Я постояла, подумала. А потом сказала то, что и сама до конца не знала, откуда взялось:
— Сережку я хорошо помню, Ира. Он у меня в библиотеке часто сидел, книжки про путешествия любил. Светлый был мальчонка. Дети, они зла не держат. Это мы, взрослые, годами копим. Он бы тебя давно простил. А мать — не смогла. Не суди её. У неё горе было неподъёмное. Только она ушла, а ты осталась. И теперь не у мёртвых тебе просить надо. У себя.
Она опустилась на колени прямо в снег. Не у материнской могилы — у Сережиной. Положила ладонь на промёрзшую землю.
— Сереженька. Братик мой. Я тебе домик из спичек строила, помнишь? Прости, что не уберегла. Прости, что вместо тебя я тут стою.
И тут она заплакала. По-настоящему. Не тем сухим плачем, что я видела в библиотеке, а живыми, горячими слезами. Я её не трогала. Знала: эти слёзы тридцать лет в ней стояли, окаменевшие. Пусть текут.
Когда она затихла, я подняла её, отряхнула снег с пальто.
— Пойдём в тепло. Простудишься.
Ирина не уехала на другой день, как собиралась. Осталась в материнском доме. Топила печь, мыла полы, разбирала старые вещи. В сундуке нашла свои детские фотографии — мать, оказывается, не выбросила их, как все думали. Хранила. На обороте одной карточки, где Ирина с Сережей сидели на крыльце, рукой матери было написано: «Детки мои». Двое. Обоих помнила.
Ирина показала мне эту карточку, и руки у неё дрожали.
— Значит, не вычеркнула совсем, — сказала она.
— Значит, любила, — кивнула я. — Просто простить не сумела. Любовь и прощение, Ира, — это не одно и то же. Иной раз любишь, а простить сил нет.
Прожила Ирина в селе до весны. Прибрала оба холмика, поставила Сереже новый крест взамен сгнившего. А когда сошёл снег и река вскрылась, я как-то увидела её на берегу. Стояла, смотрела на воду.
— Не страшно? — спросила я.
— Страшно, — ответила она. — Всю жизнь к этой реке подойти не могла. А теперь вот стою.

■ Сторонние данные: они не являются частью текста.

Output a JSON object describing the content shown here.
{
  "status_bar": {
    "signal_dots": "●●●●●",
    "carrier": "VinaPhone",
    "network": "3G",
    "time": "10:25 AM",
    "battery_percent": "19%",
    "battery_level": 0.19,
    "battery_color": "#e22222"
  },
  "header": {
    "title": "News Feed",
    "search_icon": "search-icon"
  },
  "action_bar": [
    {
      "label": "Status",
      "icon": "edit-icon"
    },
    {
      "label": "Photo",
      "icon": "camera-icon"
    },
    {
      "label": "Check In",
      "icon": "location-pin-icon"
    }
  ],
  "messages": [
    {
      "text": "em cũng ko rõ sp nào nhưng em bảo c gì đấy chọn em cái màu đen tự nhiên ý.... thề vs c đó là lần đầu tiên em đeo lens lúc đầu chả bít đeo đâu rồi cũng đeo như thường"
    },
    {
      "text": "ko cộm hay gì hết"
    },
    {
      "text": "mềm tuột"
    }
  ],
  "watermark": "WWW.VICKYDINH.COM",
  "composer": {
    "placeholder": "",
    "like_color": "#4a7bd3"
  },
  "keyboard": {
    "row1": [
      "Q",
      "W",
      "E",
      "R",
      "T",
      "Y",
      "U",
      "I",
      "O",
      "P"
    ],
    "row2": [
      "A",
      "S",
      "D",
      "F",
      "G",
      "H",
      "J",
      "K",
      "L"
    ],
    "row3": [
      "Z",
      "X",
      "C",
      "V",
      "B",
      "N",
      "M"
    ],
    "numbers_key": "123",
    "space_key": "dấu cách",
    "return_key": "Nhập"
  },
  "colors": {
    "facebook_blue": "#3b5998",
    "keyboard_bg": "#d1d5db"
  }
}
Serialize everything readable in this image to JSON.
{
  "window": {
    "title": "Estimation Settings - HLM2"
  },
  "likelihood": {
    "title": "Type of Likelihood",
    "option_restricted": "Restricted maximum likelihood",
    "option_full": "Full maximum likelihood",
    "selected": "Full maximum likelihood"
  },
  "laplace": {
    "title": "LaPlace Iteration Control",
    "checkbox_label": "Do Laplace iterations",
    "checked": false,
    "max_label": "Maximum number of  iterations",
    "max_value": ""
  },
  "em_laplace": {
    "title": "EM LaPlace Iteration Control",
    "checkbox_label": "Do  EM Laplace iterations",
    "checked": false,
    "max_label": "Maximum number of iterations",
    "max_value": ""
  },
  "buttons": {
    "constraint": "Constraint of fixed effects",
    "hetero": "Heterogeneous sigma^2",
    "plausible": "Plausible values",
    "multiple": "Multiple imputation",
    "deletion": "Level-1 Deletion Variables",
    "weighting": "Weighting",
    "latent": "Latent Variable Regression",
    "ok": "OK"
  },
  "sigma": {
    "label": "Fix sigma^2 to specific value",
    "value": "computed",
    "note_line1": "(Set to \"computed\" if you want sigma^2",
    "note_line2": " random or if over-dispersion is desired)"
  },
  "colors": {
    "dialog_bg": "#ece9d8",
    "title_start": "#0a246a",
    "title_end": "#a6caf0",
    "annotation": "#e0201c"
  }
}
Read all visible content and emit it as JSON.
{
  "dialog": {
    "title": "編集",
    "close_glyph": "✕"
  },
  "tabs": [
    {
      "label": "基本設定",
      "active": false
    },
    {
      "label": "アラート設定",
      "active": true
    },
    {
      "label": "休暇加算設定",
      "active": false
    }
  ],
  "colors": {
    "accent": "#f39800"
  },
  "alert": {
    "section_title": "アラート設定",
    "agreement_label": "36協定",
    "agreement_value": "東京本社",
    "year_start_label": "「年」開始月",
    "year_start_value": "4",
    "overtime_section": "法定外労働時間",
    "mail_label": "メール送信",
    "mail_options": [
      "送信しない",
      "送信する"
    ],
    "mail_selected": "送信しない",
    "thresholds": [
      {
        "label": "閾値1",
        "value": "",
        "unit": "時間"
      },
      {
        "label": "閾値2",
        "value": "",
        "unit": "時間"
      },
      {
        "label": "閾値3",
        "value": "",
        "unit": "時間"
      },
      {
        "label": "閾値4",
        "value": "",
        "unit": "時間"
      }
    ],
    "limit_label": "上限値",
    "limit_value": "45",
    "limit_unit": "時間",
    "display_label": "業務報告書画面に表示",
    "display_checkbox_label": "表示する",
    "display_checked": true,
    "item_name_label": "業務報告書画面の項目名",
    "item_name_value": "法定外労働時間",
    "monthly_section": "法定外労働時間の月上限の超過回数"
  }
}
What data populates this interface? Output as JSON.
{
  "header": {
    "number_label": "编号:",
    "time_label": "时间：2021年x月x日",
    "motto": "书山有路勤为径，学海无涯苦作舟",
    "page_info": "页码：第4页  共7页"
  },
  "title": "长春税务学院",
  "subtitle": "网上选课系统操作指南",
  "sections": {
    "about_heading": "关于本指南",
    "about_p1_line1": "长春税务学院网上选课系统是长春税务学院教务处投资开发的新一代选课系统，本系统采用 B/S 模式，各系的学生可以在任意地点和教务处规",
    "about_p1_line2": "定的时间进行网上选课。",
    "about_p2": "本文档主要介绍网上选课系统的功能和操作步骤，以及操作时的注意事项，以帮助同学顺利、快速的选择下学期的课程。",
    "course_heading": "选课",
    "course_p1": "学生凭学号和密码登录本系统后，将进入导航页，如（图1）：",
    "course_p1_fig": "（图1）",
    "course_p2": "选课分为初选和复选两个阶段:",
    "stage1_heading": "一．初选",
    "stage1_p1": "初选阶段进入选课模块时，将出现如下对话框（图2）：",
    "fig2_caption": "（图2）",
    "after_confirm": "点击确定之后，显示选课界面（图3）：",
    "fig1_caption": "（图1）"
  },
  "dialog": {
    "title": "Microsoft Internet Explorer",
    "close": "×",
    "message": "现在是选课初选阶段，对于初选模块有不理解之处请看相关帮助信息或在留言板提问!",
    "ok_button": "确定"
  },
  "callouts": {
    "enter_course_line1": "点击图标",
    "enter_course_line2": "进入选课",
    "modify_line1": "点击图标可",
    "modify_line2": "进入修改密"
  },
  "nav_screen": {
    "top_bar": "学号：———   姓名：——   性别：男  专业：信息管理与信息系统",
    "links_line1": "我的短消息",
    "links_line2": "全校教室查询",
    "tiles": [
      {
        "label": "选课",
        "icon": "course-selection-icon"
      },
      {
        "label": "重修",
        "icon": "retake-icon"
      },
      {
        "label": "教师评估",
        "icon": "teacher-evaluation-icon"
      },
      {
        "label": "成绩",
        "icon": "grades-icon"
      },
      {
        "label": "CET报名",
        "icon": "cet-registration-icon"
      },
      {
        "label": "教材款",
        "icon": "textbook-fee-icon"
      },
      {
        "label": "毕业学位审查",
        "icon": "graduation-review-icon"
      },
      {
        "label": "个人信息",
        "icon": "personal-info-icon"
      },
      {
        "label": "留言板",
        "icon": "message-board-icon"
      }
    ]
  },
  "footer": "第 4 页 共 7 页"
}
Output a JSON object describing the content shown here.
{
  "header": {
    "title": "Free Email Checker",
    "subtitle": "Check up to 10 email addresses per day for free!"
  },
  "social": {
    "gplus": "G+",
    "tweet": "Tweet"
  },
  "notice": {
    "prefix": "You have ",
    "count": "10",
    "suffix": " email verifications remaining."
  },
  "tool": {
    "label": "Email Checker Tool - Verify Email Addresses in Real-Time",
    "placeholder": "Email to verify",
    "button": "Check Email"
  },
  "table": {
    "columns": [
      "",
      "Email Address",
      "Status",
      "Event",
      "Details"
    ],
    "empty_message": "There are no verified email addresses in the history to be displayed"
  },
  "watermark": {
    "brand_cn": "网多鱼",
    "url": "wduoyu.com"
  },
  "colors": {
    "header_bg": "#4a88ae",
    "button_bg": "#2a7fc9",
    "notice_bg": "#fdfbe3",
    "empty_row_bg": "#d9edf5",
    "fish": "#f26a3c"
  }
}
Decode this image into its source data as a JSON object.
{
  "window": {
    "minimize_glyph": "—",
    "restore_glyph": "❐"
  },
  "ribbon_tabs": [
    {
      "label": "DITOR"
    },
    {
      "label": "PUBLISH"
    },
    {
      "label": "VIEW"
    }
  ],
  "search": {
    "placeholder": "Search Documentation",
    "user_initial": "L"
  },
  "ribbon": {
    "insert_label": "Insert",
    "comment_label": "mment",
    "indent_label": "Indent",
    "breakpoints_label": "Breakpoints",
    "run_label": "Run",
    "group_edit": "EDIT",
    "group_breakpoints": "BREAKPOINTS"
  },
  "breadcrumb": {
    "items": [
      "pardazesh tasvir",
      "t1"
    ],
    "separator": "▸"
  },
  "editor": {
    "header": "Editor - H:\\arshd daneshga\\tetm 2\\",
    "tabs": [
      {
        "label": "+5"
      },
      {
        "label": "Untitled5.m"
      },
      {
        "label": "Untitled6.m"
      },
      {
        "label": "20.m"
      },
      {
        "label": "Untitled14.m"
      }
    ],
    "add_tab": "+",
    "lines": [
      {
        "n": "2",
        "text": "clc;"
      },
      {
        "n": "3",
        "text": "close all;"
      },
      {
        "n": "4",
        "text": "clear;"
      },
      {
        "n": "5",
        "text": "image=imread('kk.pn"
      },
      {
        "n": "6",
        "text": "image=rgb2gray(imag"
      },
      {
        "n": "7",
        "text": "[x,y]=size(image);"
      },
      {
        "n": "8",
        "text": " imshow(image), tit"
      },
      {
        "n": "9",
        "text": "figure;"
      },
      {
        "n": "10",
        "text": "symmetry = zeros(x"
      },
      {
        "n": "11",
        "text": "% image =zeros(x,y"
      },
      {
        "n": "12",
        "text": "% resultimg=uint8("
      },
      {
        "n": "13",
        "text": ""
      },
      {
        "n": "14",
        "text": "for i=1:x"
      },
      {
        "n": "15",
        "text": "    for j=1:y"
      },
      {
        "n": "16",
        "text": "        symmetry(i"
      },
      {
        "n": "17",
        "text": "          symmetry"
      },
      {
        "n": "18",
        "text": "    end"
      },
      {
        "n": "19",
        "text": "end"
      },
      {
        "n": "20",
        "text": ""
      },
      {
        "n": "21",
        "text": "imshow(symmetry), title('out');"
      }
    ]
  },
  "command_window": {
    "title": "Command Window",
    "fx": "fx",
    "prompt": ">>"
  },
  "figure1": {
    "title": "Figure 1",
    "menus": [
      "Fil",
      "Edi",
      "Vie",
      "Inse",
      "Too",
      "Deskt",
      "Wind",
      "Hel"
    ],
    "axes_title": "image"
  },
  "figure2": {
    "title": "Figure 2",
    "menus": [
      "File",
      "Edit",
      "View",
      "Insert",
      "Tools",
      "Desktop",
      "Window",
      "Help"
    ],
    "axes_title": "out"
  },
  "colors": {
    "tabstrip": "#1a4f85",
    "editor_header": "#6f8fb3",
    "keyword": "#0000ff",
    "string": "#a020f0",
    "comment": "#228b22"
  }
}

Не скажу вам, милые мои, что отпустило её. Не отпустило. Такое до конца не отпускает. Просто человек учится носить своё с собой и под ним не падать. Как с больной ногой ходят: и хромаешь, и больно, а идёшь.
Осталась она в селе. Стала мне в библиотеке помогать. Книжки про путешествия, что Сережа любил, на отдельную полку поставила. И детям сельским читает их вслух — тихим, ровным голосом. Они слушают, рты раскрыв, румяные, живые. А она на них смотрит — и я-то вижу, чего ей это стоит каждый раз.
Простил её, верю, тот светлый мальчик в одном валенке. Только спросить уже некого.
А мать не простила. Унесла обиду в землю, в крепко сжатом кулаке. Видно, есть такое горе, через которое и материнское сердце перешагнуть не может. И не нам её судить.